The board on Friday released a 10-page investigative report that showed how Gov. Beverly Perdue's campaign tracked her travel aboard private planes and donations that paid for the campaign flights.

Perdue's campaign a year ago began amending campaign finance reports to reflect flights she took aboard donors' planes, saying they discovered the flights hadn't been reported previously while auditing finances after switching to a new software program.

The campaign reported 41 flights during the 2004 and 2008 campaigns. Some were treated as in-kind donations, and the campaign repaid other donors for flights because they had already given the maximum allowed to her campaign.

In a report released in June, the elections board found that most gubernatorial candidates didn't properly account for campaign flights, but Executive Director Gary Bartlett said there was no evidence that anyone tried to skirt campaign finance laws.

Now, elections board Chairman Larry Leake says he's troubled by the findings in the new report, and he has questions about who knew what and when.

"The new report is the most damaging yet for the Perdue campaign' s assertions that this (lack of reporting) was just sloppiness," said Joe Sinsheimer, a political watchdog and former Democratic consultant. "This report seems to contradict almost everything that the Perdue campaign has said last eight months."

Marc Farinella, a spokesman for the Perdue campaign, said no one tried to conceal the campaign flights.

“It is what we said it is, and all the evidence shows it is what we said it is.
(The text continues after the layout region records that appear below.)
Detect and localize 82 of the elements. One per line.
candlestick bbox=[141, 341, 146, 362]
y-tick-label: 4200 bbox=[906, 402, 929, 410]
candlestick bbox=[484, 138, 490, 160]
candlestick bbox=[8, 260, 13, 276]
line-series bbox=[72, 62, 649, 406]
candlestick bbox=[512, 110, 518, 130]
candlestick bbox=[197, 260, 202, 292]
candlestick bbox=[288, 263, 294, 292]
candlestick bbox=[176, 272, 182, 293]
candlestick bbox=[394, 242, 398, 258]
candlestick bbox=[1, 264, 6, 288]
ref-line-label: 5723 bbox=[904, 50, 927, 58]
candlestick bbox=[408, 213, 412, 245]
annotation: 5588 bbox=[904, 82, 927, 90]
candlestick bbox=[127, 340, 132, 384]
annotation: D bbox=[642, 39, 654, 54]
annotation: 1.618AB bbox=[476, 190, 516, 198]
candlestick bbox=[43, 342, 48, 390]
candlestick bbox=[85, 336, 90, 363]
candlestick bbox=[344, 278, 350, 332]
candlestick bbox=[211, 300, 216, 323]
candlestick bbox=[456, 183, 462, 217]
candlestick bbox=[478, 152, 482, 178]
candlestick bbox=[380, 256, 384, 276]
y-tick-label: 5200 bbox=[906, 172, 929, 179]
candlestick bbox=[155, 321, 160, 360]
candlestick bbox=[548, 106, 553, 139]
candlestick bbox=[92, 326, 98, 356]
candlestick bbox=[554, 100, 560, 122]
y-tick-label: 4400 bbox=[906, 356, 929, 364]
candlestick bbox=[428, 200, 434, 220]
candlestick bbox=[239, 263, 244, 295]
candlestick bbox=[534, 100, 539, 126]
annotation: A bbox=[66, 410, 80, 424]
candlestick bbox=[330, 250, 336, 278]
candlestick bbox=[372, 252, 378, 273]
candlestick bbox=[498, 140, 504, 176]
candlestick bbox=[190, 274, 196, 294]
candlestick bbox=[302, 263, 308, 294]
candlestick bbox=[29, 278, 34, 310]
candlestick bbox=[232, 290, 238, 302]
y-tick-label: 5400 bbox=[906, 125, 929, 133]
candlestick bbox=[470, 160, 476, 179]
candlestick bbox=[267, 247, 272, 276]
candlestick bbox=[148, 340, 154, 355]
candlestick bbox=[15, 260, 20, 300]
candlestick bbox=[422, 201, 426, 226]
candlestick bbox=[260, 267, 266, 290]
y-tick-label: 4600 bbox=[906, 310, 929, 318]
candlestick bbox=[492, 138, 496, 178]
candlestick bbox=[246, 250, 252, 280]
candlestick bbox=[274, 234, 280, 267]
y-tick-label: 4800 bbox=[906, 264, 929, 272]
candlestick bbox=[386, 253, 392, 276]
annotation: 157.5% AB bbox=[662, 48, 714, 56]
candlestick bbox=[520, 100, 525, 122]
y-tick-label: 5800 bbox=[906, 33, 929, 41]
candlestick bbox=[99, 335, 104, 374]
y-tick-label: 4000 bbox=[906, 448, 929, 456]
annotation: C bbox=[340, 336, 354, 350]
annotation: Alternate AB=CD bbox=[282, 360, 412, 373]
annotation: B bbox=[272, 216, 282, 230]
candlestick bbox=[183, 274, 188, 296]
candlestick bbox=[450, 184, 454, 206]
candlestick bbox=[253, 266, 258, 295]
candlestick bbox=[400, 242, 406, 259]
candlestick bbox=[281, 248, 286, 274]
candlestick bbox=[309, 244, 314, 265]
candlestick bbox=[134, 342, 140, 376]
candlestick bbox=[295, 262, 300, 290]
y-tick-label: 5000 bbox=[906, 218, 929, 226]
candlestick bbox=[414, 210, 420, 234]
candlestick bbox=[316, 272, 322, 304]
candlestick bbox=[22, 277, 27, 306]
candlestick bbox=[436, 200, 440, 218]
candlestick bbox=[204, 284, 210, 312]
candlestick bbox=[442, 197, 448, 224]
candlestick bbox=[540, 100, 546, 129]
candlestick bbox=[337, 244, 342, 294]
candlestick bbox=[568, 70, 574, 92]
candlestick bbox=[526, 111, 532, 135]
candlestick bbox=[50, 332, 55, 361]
We had a flawed system for tracking and reporting this information," Farinella said.

The campaign flights investigation has heightened tensions within the elections board and elicited partisan sniping from both Democrats and Republicans.

Republicans have alleged that Leake and Bartlett interfered with the investigation to protect Perdue, and Democrats contended that Kim Strach, the lead investigator, was biased because her husband worked for the state Republican Party.

Leake said any discussion of internal strife would take place behind closed doors at Tuesday's meeting.

The elections board could fine the Perdue campaign for violating state law, schedule a public hearing into the matter or close the case without action.

Last fall, the board ordered the campaign of former Gov. Mike Easley to pay $100,000 for not reporting dozens of campaign flights.

Easley's campaign is expected to appear before the board Tuesday to admit it's liable for not reporting the flights. But the campaign is also out of money and cannot pay most of the fine, and state law doesn't allow the board to seek the rest from Easley.